Machine Learning and Growing
I'll admit it. I have been an artificial intelligence (AI) skeptic for 20 years now. There were many things I didn't like about AI claims, but chief among them is that it didn't work. At least it didn't work as well as the sales people said it did. There was a lot of hand waving that ultimately led to disappointing results.
Intelligent Classifier
My "machine learning" experience was mostly informed by two tools: Verity Intelligent Classifier (VIC) and Autonomy IDOL. Both had then state-of-the-art variants of machine learning. In the case of VIC, the algorithm was a logistic regression classification engine. IDOL, on the other hand relied on Bayesian classification.

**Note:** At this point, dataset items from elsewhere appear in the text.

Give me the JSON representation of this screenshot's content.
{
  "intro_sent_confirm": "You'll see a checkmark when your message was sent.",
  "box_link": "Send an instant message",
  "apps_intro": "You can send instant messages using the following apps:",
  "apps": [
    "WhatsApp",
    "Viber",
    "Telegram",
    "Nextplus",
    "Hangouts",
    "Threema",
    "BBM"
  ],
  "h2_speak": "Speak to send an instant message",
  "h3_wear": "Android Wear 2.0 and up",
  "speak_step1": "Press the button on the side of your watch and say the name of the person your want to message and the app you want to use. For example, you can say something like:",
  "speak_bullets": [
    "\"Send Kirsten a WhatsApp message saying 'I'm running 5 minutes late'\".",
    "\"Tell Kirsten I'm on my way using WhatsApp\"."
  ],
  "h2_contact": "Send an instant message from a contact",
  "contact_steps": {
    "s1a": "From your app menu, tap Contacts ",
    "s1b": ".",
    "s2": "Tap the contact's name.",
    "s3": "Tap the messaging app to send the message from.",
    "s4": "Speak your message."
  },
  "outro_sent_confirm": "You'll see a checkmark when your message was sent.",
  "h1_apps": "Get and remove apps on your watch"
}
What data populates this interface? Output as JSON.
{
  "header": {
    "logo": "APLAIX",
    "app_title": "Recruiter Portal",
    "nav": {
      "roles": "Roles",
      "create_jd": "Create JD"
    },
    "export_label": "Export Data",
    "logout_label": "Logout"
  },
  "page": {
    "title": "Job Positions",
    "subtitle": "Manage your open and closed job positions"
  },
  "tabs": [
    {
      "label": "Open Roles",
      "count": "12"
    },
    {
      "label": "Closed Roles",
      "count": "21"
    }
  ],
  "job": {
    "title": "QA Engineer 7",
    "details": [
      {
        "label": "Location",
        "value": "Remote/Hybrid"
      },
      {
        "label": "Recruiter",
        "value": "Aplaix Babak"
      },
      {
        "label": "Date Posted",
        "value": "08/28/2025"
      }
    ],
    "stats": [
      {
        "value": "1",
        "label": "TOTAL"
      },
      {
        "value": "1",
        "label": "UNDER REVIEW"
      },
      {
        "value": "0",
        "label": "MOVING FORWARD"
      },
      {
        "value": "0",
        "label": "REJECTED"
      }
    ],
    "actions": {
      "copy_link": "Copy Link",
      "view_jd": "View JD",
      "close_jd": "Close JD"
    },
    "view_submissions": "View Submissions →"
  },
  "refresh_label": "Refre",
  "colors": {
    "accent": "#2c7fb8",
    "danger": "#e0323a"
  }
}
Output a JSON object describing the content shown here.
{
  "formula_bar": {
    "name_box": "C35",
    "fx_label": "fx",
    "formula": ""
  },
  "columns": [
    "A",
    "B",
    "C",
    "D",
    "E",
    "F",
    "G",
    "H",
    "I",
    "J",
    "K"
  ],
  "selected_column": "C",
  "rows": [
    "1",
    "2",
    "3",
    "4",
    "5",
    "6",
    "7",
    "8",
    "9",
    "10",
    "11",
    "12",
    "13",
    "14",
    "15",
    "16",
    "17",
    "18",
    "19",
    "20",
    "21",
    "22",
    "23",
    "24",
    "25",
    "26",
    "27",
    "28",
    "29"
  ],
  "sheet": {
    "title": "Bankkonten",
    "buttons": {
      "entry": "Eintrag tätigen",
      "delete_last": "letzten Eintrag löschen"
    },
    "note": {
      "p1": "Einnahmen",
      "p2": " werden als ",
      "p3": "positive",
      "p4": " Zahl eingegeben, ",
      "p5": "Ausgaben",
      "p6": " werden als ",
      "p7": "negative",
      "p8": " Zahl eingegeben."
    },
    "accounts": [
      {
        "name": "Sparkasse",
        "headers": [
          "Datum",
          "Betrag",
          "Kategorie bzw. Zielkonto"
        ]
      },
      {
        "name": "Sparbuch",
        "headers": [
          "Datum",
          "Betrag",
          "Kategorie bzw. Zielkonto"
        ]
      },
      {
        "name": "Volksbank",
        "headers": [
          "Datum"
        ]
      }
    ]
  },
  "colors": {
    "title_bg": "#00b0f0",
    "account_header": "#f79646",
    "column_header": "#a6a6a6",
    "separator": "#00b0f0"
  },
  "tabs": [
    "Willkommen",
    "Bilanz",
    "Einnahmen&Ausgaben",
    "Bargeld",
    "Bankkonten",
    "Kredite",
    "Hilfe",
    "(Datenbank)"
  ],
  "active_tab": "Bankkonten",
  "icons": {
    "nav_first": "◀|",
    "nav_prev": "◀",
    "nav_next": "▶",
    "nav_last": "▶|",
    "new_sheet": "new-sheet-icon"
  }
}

Invariably, I would dissuade customers from using either of these classifiers, and instead rely on hand-crafted rules-based classification. The reason is that the extracted features (concepts) from a given set of documents did not contain enough information to make the same decisions that a human being can make. The output from the LRC would take hours to produce, and the list of terms that it would select made no sense to a human reader.
There are problems that I labored with for months that are now a decent training set and 24 hours on a Tensor Processing Unit (TPU) cluster away from total automation. Here are a few examples.
Glaxo SmithKline
My task was to use Verity Intelligent Classifier to try to figure out how to automatically classify documents according to type. For example, clinical studies and pharmacokinetics reports. This is one of those "trivial for humans, very hard for computers" problems.
The project was so disorganized that the project sponsor could not secure a location for me to work for more than 4 hours at a time. The reason for this is that he wanted to sit and watch me work, so we needed conference rooms with projectors. I'm not making this up. He wanted to watch me work. He was neither a subject matter expert nor a programmer.
To be clear, I don't mind people watching me work. But this guy did nothing but hector me, while adding no value to the engagement.
My job consisted of manually looking at documents of each type that needed to be classified and trying to find out clues about what kind of a document it was. I would then manually tweak a classification rule to try to catch matches and reject false positives.
The process was grueling and ultimately ineffective. We never formally tested the performance of the resulting taxonomy, but it was pretty lousy. They paid a lot of money just for the babysitter, let alone the consultant (me).
Nowadays, using TensorFlow, it would be much easier and far more effective to implement a great classification neural network that would work far better.
Ziff Brothers Investments
In the CitiGroup building on the lower East Side of Manhattan, ZBI had catered lunch every day for the few dozen mathematicians, brokers, and analysts that managed the inheritance of the scions of Ziff-Davis publishing. They generously allowed consultants to stay in the building and have lunch on their dime as well. It saved us from the hoi polloi mulling around 53rd and Lex.
ZBI was looking to mine SEC filings for "occult legal proceedings". In other words, while there is a section of the 10k and 10q reports for official legal proceedings, occasionally, items that should be reported there were put in other parts of the document. One can only guess why they wanted this information - but it was non-trivial to obtain using Intelligent Classifier.
Since they had a team of mathematicians there, we were able to do some fairly cool things with the idea of "locii'. It turns out that some of the techniques we came up with are actually part of many machine learning algorithms - specifically K-Nearest-Neighbors. Either I was really clever to re-invent something that was well known to mathematicians, or those mathematicians didn't recognize the problem I posed to be solvable with KNN.
The ZBI gig was quite well run - there were a lot of smart people there. But the technology just wasn't available the way it is now. If we were doing the same gig today, you can bet your sweet bippie that we would be using modern machine learning techniques.
United Nations Monitoring, Inspection and Verification Commission (UNMOVIC)
Do you remember United Nations Resolution 1441?
I'll give you a hint: yellow cake uranium.
If you were sentient in 2002, you remember the build up to the coalition invasion of Iraq following the attacks on September 11, 2001.
UN1441 was the "hunt for weapons of mass destruction" in Iraq. Spoiler alert: there were none. I happened to work at the U.N. on that one.
Our job was to leverage hand-built chemical, biological and missile taxonomies to identify areas in Iraqi military and manufacturing documents that contained references to chemicals, germs and missiles.
It probably would have worked eventually - we were making good progress. However, shortly after I arrived, Colin Powell got in front of the Security Council and gave the pre-fab excuse to go to war. The point of our exercise was exhausted at that moment.
Machine Learning could most certainly have gotten the job done quicker, and prevented the invasion and saved the world trillions of dollars, tens of thousands of lives and led to peace in our time. So, sorry, I guess.
Brave New World
It seems that today, you can't swing a Schrodinger's cat without finding a new application for machine learning. The algorithms, hardware and infrastructure are getting better every day. It's coming sooner than people think.